Approximated center-of-mass motion for systems of interacting particles with space- and velocity-dependent friction and anharmonic potential

TL;DR

This paper introduces an approximate method to analyze the center-of-mass motion in interacting particle systems with complex trapping conditions, validated through simulations and experiments on a magneto-optical trap.

Contribution

It presents a novel dynamical ansatz approach to efficiently study center-of-mass dynamics across various interaction regimes and trap anharmonicities.

Findings

Method accurately predicts center-of-mass motion in models.

Results agree with numerical simulations.
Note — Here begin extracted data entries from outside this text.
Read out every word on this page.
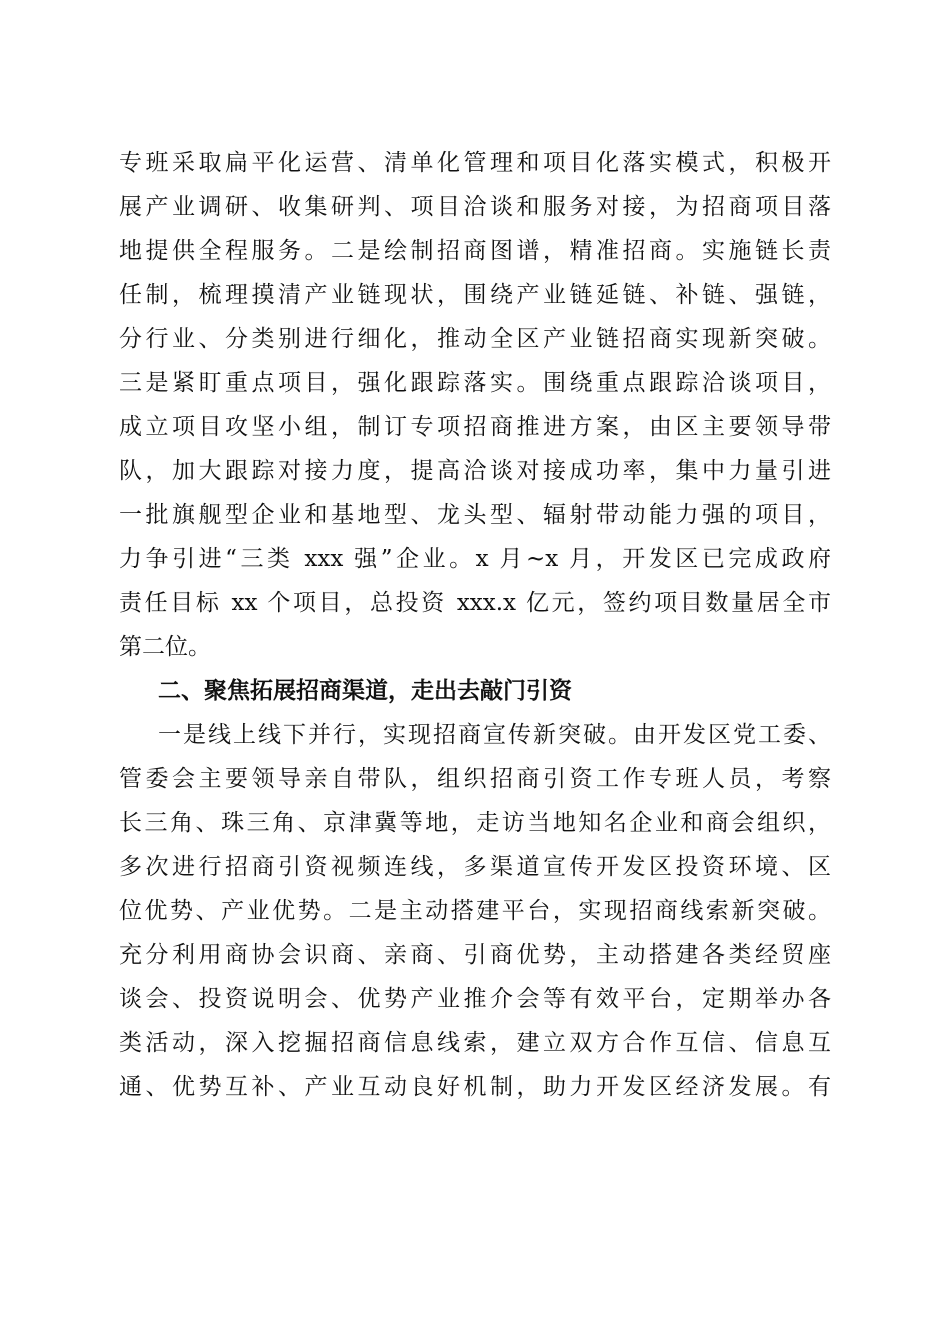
专班采取扁平化运营、清单化管理和项目化落实模式，积极开
展产业调研、收集研判、项目洽谈和服务对接，为招商项目落
地提供全程服务。二是绘制招商图谱，精准招商。实施链长责
任制，梳理摸清产业链现状，围绕产业链延链、补链、强链，
分行业、分类别进行细化，推动全区产业链招商实现新突破。
三是紧盯重点项目，强化跟踪落实。围绕重点跟踪洽谈项目，
成立项目攻坚小组，制订专项招商推进方案，由区主要领导带
队，加大跟踪对接力度，提高洽谈对接成功率，集中力量引进
一批旗舰型企业和基地型、龙头型、辐射带动能力强的项目，
力争引进“三类 xxx 强”企业。x 月~x 月，开发区已完成政府
责任目标 xx 个项目，总投资 xxx.x 亿元，签约项目数量居全市
第二位。
二、聚焦拓展招商渠道，走出去敲门引资
一是线上线下并行，实现招商宣传新突破。由开发区党工委、
管委会主要领导亲自带队，组织招商引资工作专班人员，考察
长三角、珠三角、京津冀等地，走访当地知名企业和商会组织，
多次进行招商引资视频连线，多渠道宣传开发区投资环境、区
位优势、产业优势。二是主动搭建平台，实现招商线索新突破。
充分利用商协会识商、亲商、引商优势，主动搭建各类经贸座
谈会、投资说明会、优势产业推介会等有效平台，定期举办各
类活动，深入挖掘招商信息线索，建立双方合作互信、信息互
通、优势互补、产业互动良好机制，助力开发区经济发展。有
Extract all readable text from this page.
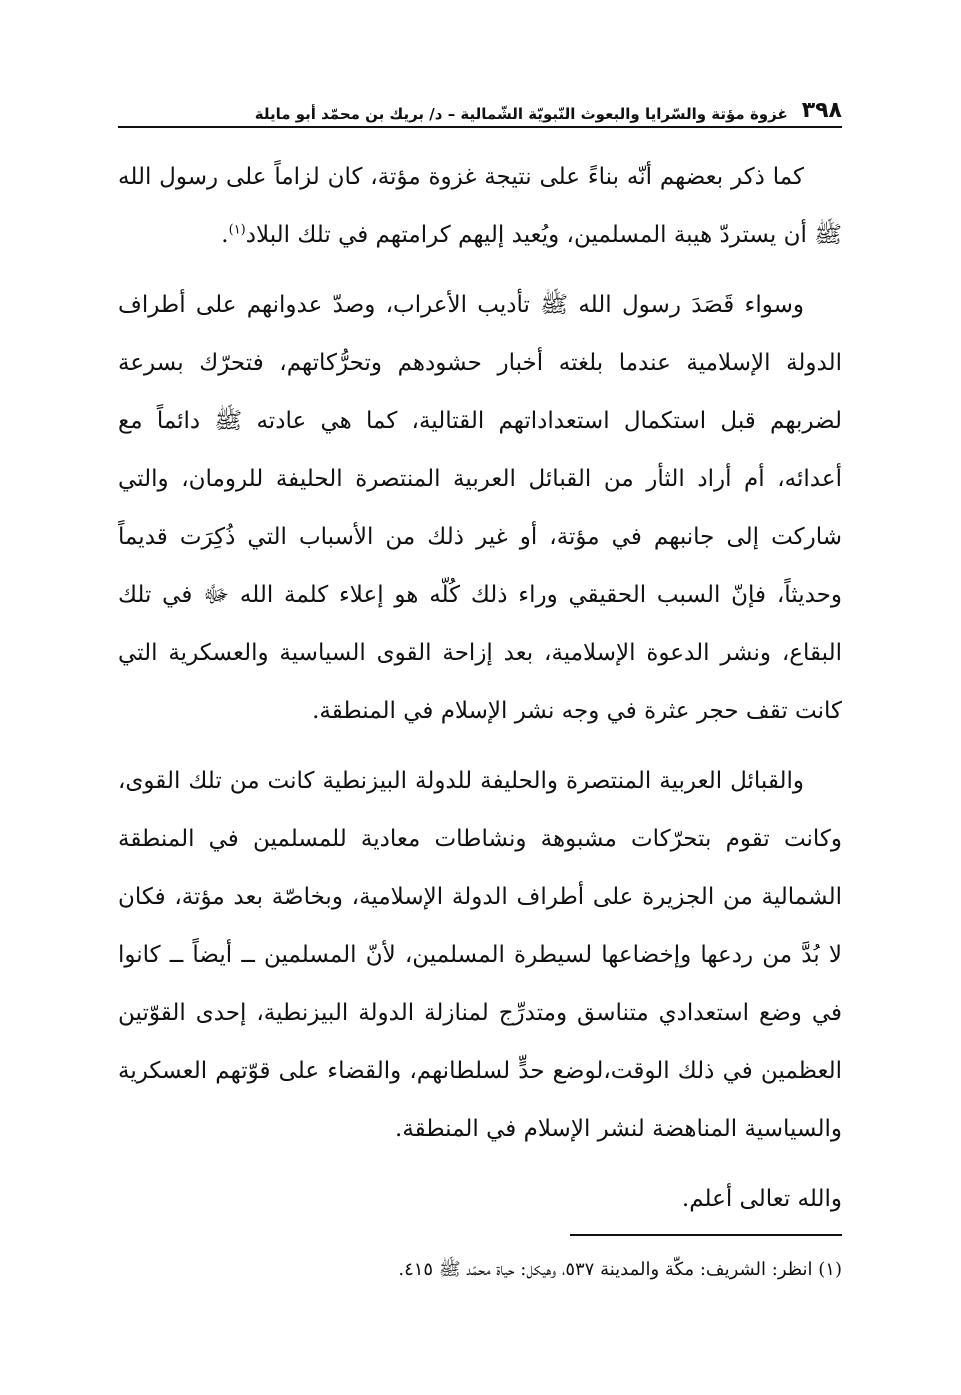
٣٩٨
غزوة مؤتة والسّرايا والبعوث النّبويّة الشّمالية – د/ بريك بن محمّد أبو مايلة

كما ذكر بعضهم أنّه بناءً على نتيجة غزوة مؤتة، كان لزاماً على رسول الله ﷺ أن يستردّ هيبة المسلمين، ويُعيد إليهم كرامتهم في تلك البلاد$^{(١)}$.

وسواء قَصَدَ رسول الله ﷺ تأديب الأعراب، وصدّ عدوانهم على أطراف الدولة الإسلامية عندما بلغته أخبار حشودهم وتحرُّكاتهم، فتحرّك بسرعة لضربهم قبل استكمال استعداداتهم القتالية، كما هي عادته ﷺ دائماً مع أعدائه، أم أراد الثأر من القبائل العربية المنتصرة الحليفة للرومان، والتي شاركت إلى جانبهم في مؤتة، أو غير ذلك من الأسباب التي ذُكِرَت قديماً وحديثاً، فإنّ السبب الحقيقي وراء ذلك كُلّه هو إعلاء كلمة الله ﷻ في تلك البقاع، ونشر الدعوة الإسلامية، بعد إزاحة القوى السياسية والعسكرية التي كانت تقف حجر عثرة في وجه نشر الإسلام في المنطقة.

والقبائل العربية المنتصرة والحليفة للدولة البيزنطية كانت من تلك القوى، وكانت تقوم بتحرّكات مشبوهة ونشاطات معادية للمسلمين في المنطقة الشمالية من الجزيرة على أطراف الدولة الإسلامية، وبخاصّة بعد مؤتة، فكان لا بُدَّ من ردعها وإخضاعها لسيطرة المسلمين، لأنّ المسلمين ــ أيضاً ــ كانوا في وضع استعدادي متناسق ومتدرِّج لمنازلة الدولة البيزنطية، إحدى القوّتين العظمين في ذلك الوقت،لوضع حدٍّ لسلطانهم، والقضاء على قوّتهم العسكرية والسياسية المناهضة لنشر الإسلام في المنطقة.

والله تعالى أعلم.

(١) انظر: الشريف: مكّة والمدينة ٥٣٧، وهيكل: حياة محمّد ﷺ ٤١٥.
Experimental validation with Rb85 magneto-optical trap.

Abstract

We study the center-of-mass motion in systems of trapped interacting particles with space- and velocity-dependent friction and anharmonic traps. Our approach, based on a dynamical ansatz assuming a fixed density profile, allows us to obtain information at once for a wide range of binary interactions and interaction strengths, at linear and nonlinear levels. Our findings are first tested on different simple models by comparison with direct numerical simulations. Then, we apply the method to characterize the motion of the center of mass of a magneto-optical trap and its dependence on the number of trapped atoms. Our predictions are compared with experiments performed on a large Rb85 magneto-optical trap.